Why is D unpopular?
Walter Bright
newshound2 at digitalmars.com
Sat Apr 30 20:38:46 UTC 2022
On 4/30/2022 12:33 PM, Dukc wrote:
> On Saturday, 30 April 2022 at 17:39:04 UTC, Walter Bright wrote:
>> On 4/30/2022 1:32 AM, Paulo Pinto wrote:
>>> Switching gears to ranges, we have Smalltalk-80 collections as one possible
>>> example,
>>>
>>> https://www.researchgate.net/publication/2409926_Interfaces_and_Specifications_for_the_Smalltalk-80_Collection_Classes
>>>
>>
>> C++ went the iterator approach. Ranges in C++ occurred only after D did them.
>
> We're strange. IIRC Bjarne's third C++ book from 1998 already discusses a bit
> about ranges, albeit calling them "sequences". It shows a few examples how they
> can work, by pairing iterators into one type, and then goes on to other topics.

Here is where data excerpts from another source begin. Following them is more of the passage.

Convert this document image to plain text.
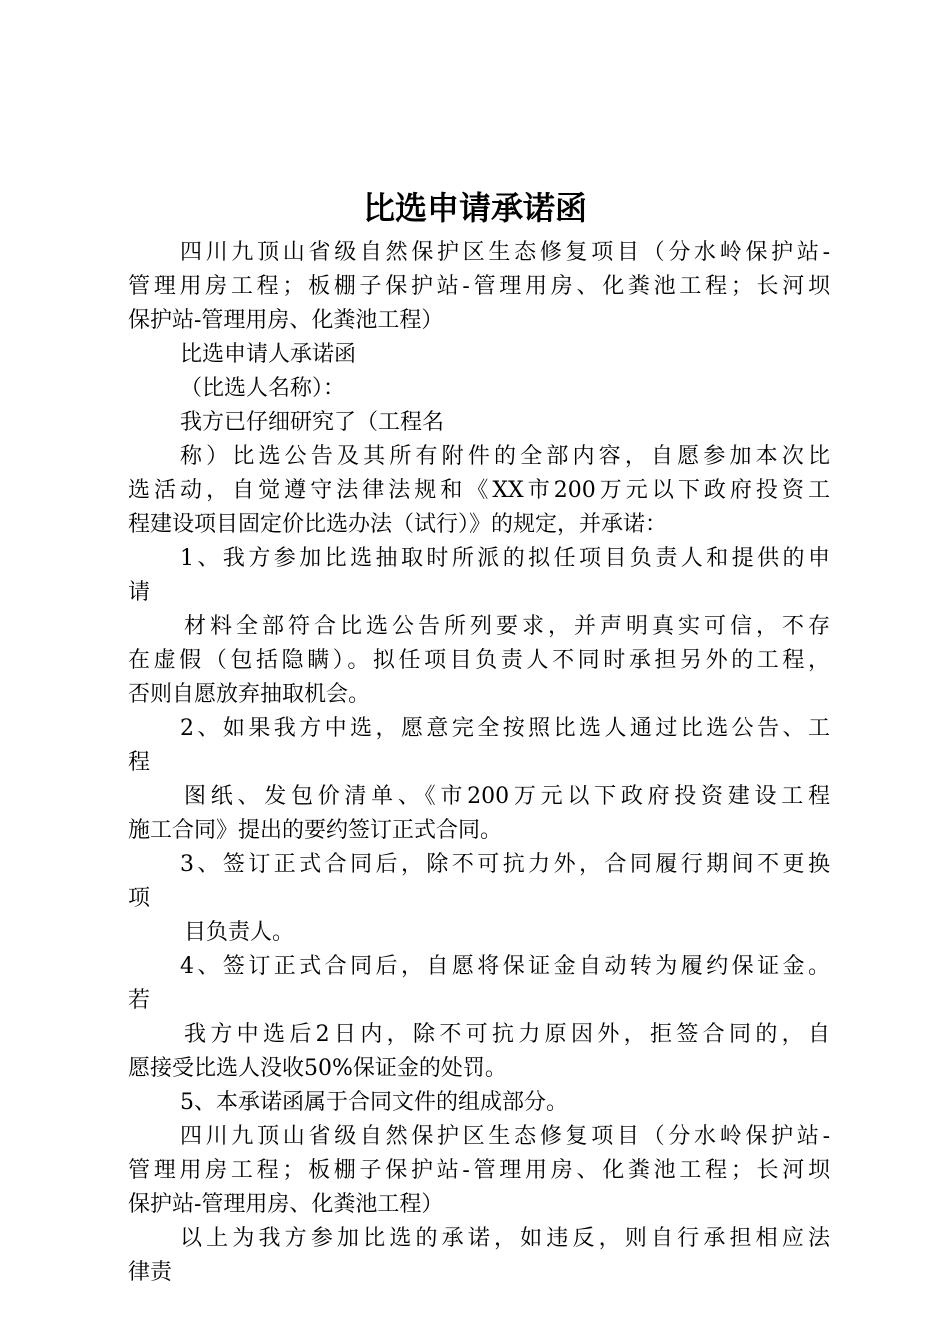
比选申请承诺函
四川九顶山省级自然保护区生态修复项目（分水岭保护站-
管理用房工程；板棚子保护站-管理用房、化粪池工程；长河坝
保护站-管理用房、化粪池工程）
比选申请人承诺函
（比选人名称）：
我方已仔细研究了（工程名
称）比选公告及其所有附件的全部内容，自愿参加本次比
选活动，自觉遵守法律法规和《XX市200万元以下政府投资工
程建设项目固定价比选办法（试行）》的规定，并承诺：
1、我方参加比选抽取时所派的拟任项目负责人和提供的申
请
材料全部符合比选公告所列要求，并声明真实可信，不存
在虚假（包括隐瞒）。拟任项目负责人不同时承担另外的工程，
否则自愿放弃抽取机会。
2、如果我方中选，愿意完全按照比选人通过比选公告、工
程
图纸、发包价清单、《市200万元以下政府投资建设工程
施工合同》提出的要约签订正式合同。
3、签订正式合同后，除不可抗力外，合同履行期间不更换
项
目负责人。
4、签订正式合同后，自愿将保证金自动转为履约保证金。
若
我方中选后2日内，除不可抗力原因外，拒签合同的，自
愿接受比选人没收50%保证金的处罚。
5、本承诺函属于合同文件的组成部分。
四川九顶山省级自然保护区生态修复项目（分水岭保护站-
管理用房工程；板棚子保护站-管理用房、化粪池工程；长河坝
保护站-管理用房、化粪池工程）
以上为我方参加比选的承诺，如违反，则自行承担相应法
律责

There is little choice in C++ but to use a pair of iterators. The next step was
to put them together into std::pair, but that simply went nowhere in C++ until
Eric Niebler decided to do something about it.
> Spending any amount of time using Phobos ranges will reveal them as clearly
> superior to iterators in common usage. One would think that when the idea has
> been around at least 24 years, ranges would have long since displaced iterators
> as the recommended standard C++ construct. Yet no.
Iterators had gotten very, very entrenched in C++ by then.
> BTW, As I understand it ranges came to D at around 2008 or 2009. Out of
> interest, what was D's way of doing the same tasks before that?
D didn't have a metaprogramming way of doing that before.
Ranges based on dynamic arrays were a natural fit for D.